Behind-the-scenes programs show how movies are made. They reveal green screens and special effects that can take an audience to new worlds and exotic places. For decades, Hollywood has teased us with brief glimpses behind the curtain to see how the magic is made. One trick-of-the-trade used in both movies and in theme parks is called “forced perspective.” This is a technique which makes an object appear larger or smaller than it actually is. For example, an artist can make a three-story building look like a skyscraper, or an illusionist can make it appear a person is cut in half.

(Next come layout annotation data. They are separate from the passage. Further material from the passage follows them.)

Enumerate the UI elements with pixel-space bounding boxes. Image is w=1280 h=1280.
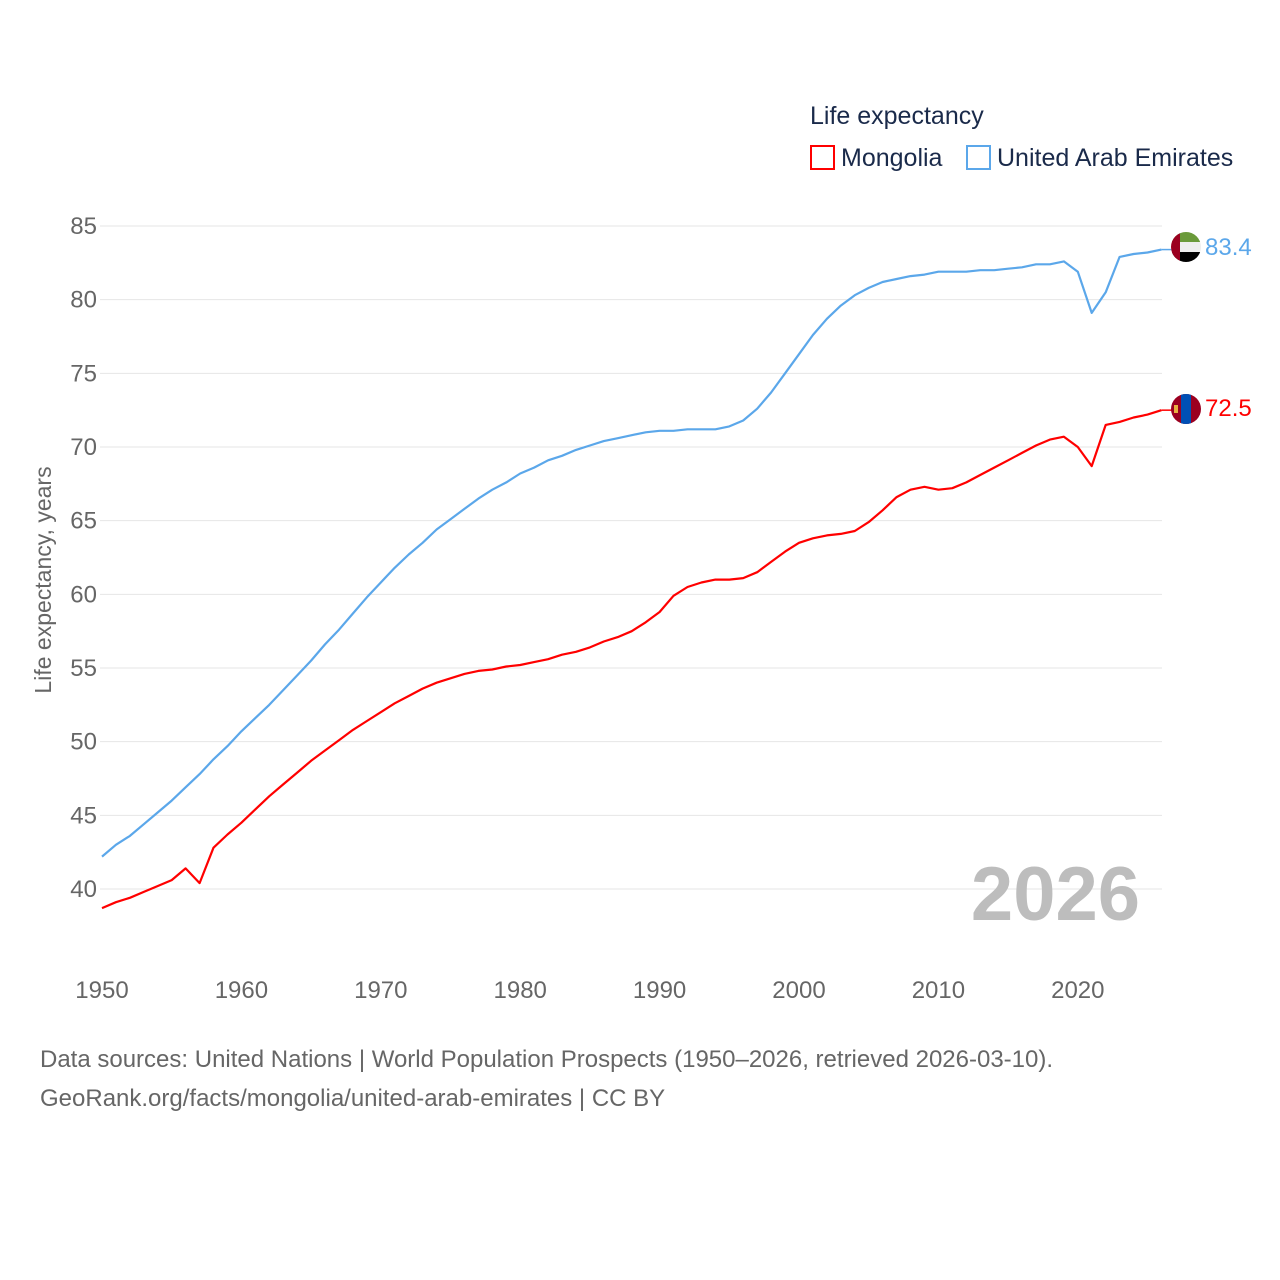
- x-tick-label: 1970: [354, 977, 407, 1004]
- y-tick-label: 70: [70, 434, 97, 461]
- end-label-uae: 83.4: [1205, 234, 1252, 261]
- x-tick-label: 2000: [772, 977, 825, 1004]
- y-tick-label: 50: [70, 729, 97, 756]
- x-tick-label: 2010: [912, 977, 965, 1004]
- mongolia-flag-icon: [1171, 394, 1201, 424]
- year-watermark: 2026: [971, 852, 1140, 937]
- y-tick-label: 65: [70, 508, 97, 535]
- uae-flag-icon: [1171, 232, 1201, 262]
- y-tick-label: 75: [70, 360, 97, 387]
- legend-label-mongolia[interactable]: Mongolia: [841, 144, 943, 172]
- y-axis-label: Life expectancy, years: [30, 466, 56, 693]
- x-tick-label: 1950: [75, 977, 128, 1004]
- series-line-united-arab-emirates: [101, 248, 1162, 858]
- y-tick-label: 85: [70, 213, 97, 240]
- x-tick-label: 1960: [215, 977, 268, 1004]
- y-tick-label: 55: [70, 655, 97, 682]
- footer-credit: GeoRank.org/facts/mongolia/united-arab-e…: [40, 1085, 666, 1112]
- series-line-mongolia: [101, 409, 1162, 910]
- end-label-mongolia: 72.5: [1205, 395, 1252, 422]
- y-tick-label: 40: [70, 876, 97, 903]
- legend-swatch-uae: [966, 145, 991, 170]
- x-tick-label: 2020: [1051, 977, 1104, 1004]
- footer-source: Data sources: United Nations | World Pop…: [40, 1046, 1054, 1073]
- legend-swatch-mongolia: [810, 145, 835, 170]
- x-tick-label: 1980: [494, 977, 547, 1004]
- x-tick-label: 1990: [633, 977, 686, 1004]
- legend-label-uae[interactable]: United Arab Emirates: [997, 144, 1233, 172]
- y-tick-label: 60: [70, 581, 97, 608]
- y-tick-label: 45: [70, 802, 97, 829]
- legend-title: Life expectancy: [810, 102, 984, 130]
- y-tick-label: 80: [70, 287, 97, 314]
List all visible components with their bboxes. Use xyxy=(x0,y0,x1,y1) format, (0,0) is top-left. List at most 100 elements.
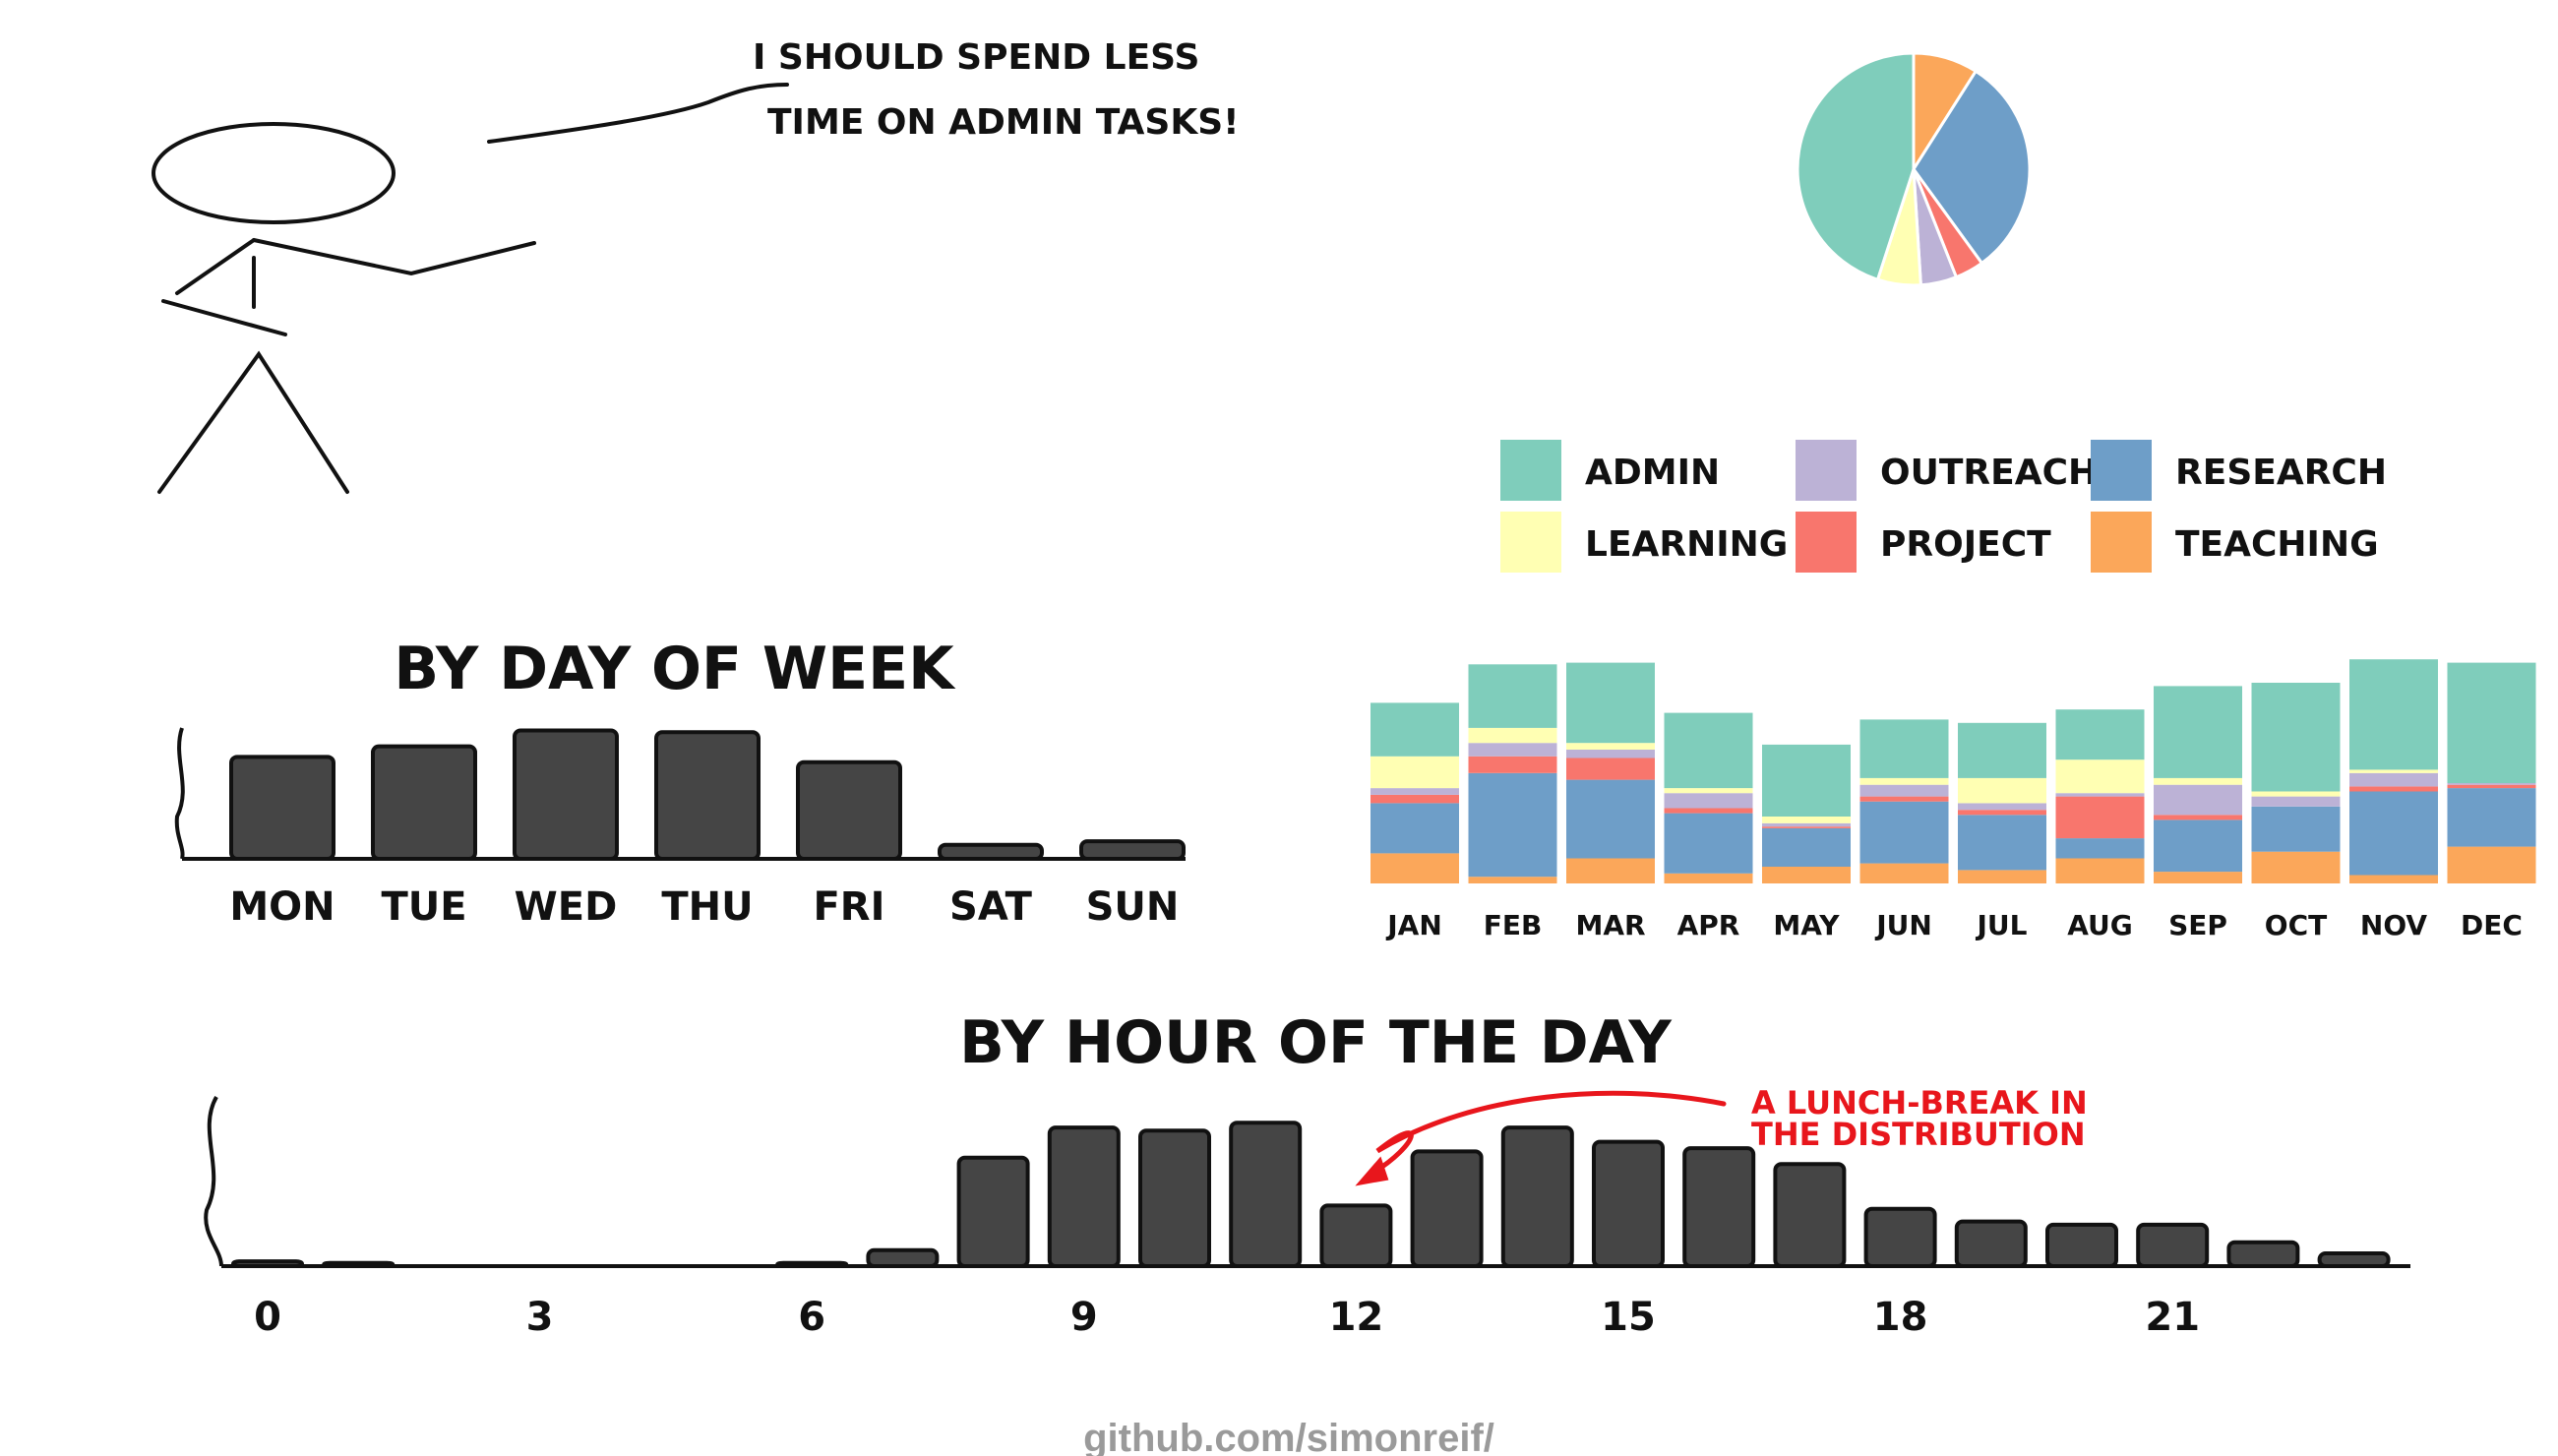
month-seg-jan-outreach xyxy=(1370,788,1459,795)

Growing up, I was amazed to discover how every major secret of Harry Houdini could be learned by going to the public library. From making an elephant disappear to escaping the water torture tank, the mysteries of the greatest magician of all time was illustrated in detail. When someone asked me to share the secret of an illusion, I usually would jokingly say “a good magician never tells a secret.” But the truth is, more times than not, the secret is a forced perspective.

While recently watching a documentary focusing on the special effects of Star Wars, I was challenged to recreate a process that is used to make something small seem like an out-of-this-world landscape. The picture you see next to this article is the result. Where in Florida might I have taken this picture? The answer: on the beach. But what about the mountains and cliffs? There are none. What you are looking at is actually a three-foot-long piece of driftwood. There is zero manipulation, editing, or photoshopping of this picture. You have just experienced a forced perspective.

Forced perspective often leads to forced perception. The media uses forced perception regularly. They can take something that is small and make it look big, or something that is big and make it look small. Parents use forced perception on their children. Teachers use forced perception on their students. Leaders use forced perception on their followers. Sometimes this is a good thing. Sometimes this is a bad thing. But ultimately, it is up to us to decide what we magnify to others, and more importantly, what we magnify in our own minds.

In one of the most popular of all Bible stories, Jesus is walking on the water when Peter asks if he can get out of the boat and walk toward Jesus. Miraculously, Peter begins walking on the water. But then, Peter starts focusing on the wind and the waves and immediately begins to sink. The moral of the story isn’t to pretend as if the wind and waves do not exist. Troubles are real. Life is filled with challenges. The “secret” is learning not to magnify the wind and the waves. It is easy to focus too much on the challenges of life which can cause us to sink.

It’s easy to make a mountain out of a molehill (or a mountain out of a piece of driftwood). Unfortunately, people only see what they want to see, and people overlook what they want to overlook. When flying on a commercial airline, you shouldn’t totally ignore the flight attendant reviewing safety procedures, because you may experience an emergency one day. Nor should you become nervous and constantly rehearse in your mind the plane going down in flames or crashing into the side of a mountain. There is a healthy way to approach potential challenges without magnifying the danger.

Usually, when it seems your entire world is on fire, it’s not. It’s only a forced perception. Yes, a few trees may be on fire, but we have to step back and see the whole forest. Try taking a few minutes today and listen to Louis Armstrong sing “It’s A Wonderful World.” As you listen closely, you can actually see the wonderful world he is singing about. But is such a place real or just an illusion? That all depends on your perception.

Rick Moore is Communications Pastor of Destiny Worship Center in Miramar Beach.